Sharptons son, Jonathan, will be the host of CBS’ “Live” and he will be accompanied by his wife, Michelle.
In a statement released Sunday, Sharpton said his death was a “deep loss.”
“As a pastor, I knew that I was not a Christian, but I also knew that we needed to do better,” Sharpton wrote.
“The only way I can be a good Christian is to make God a part of my life and my faith.”
In addition to being a beloved father, Sharptins son will be an active public servant in the U.S. Congress and an adviser to President Donald Trump, who is hosting a holiday reception for Sharptoons widow, Laverne, and daughter, Lavinia.
“It was a gift to me that I can’t imagine anyone else receiving,” Sharptpton wrote in a message to his son.
“I will miss you, Jonathan.
Thank you for being there for me and for giving me strength.
I’m so proud of you.”
In a brief statement released Monday, Trump said that Sharpton and Jackson had been friends and were friends to each other for many years.

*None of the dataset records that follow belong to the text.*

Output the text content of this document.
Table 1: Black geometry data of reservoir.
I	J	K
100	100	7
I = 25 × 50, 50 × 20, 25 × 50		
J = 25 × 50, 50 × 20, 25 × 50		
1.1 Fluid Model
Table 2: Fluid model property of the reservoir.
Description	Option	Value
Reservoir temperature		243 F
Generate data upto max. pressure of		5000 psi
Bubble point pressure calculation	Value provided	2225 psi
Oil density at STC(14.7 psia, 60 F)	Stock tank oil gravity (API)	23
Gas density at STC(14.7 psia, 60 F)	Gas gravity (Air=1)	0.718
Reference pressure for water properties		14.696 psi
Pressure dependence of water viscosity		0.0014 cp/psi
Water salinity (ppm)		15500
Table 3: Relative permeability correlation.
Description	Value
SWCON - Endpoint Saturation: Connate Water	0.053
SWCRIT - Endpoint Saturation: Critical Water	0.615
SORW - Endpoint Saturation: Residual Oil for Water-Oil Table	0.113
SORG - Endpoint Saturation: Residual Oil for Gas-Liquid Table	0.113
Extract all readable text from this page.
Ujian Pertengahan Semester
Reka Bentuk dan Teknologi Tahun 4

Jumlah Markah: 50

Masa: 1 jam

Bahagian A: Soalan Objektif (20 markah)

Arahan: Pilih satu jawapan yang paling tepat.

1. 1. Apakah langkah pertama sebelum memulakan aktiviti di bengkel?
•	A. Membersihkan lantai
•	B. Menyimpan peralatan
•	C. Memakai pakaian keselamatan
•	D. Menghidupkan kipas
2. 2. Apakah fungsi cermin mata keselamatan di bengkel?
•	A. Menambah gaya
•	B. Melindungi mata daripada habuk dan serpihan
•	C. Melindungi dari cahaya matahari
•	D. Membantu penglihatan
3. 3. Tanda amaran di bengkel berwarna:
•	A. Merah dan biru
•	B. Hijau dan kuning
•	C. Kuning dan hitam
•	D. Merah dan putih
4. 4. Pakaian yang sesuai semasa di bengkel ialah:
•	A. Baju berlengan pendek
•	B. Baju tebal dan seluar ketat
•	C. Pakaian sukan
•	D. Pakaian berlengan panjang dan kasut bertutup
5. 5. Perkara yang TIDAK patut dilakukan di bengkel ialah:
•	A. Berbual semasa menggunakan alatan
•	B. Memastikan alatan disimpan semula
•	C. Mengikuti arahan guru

He called Sharpton a “friend of the church” and said he will miss him and his “spiritual family.”
Sharpton was a longtime critic of President Barack Obama, who was the first black president.
In 2006, Sharplots son was sentenced to 10 years in prison for tax evasion and other charges after he failed to pay $2.6 million in taxes.
Sharplits attorney, John Dowd, told The Wall St. Journal that the president was unaware of the charges and was disappointed to learn of Sharptons death.
“This was not something that was discussed with him,” Dowd said.
“He was not aware of it.
He didn’t even know it had happened.”
The president has said that he does not remember Sharpton as a person, but that he “truly loved” the pastor.
In an interview with the New York Times in 2008, Sharpe said he had forgiven his father for some of the comments he had made.
“My father had a big heart,” Sharpe told the Times.
“When I think about his life, and his legacy, I would forgive everything he said about me.
But I didn’t do it on purpose.
I was too young, I was just too naive.”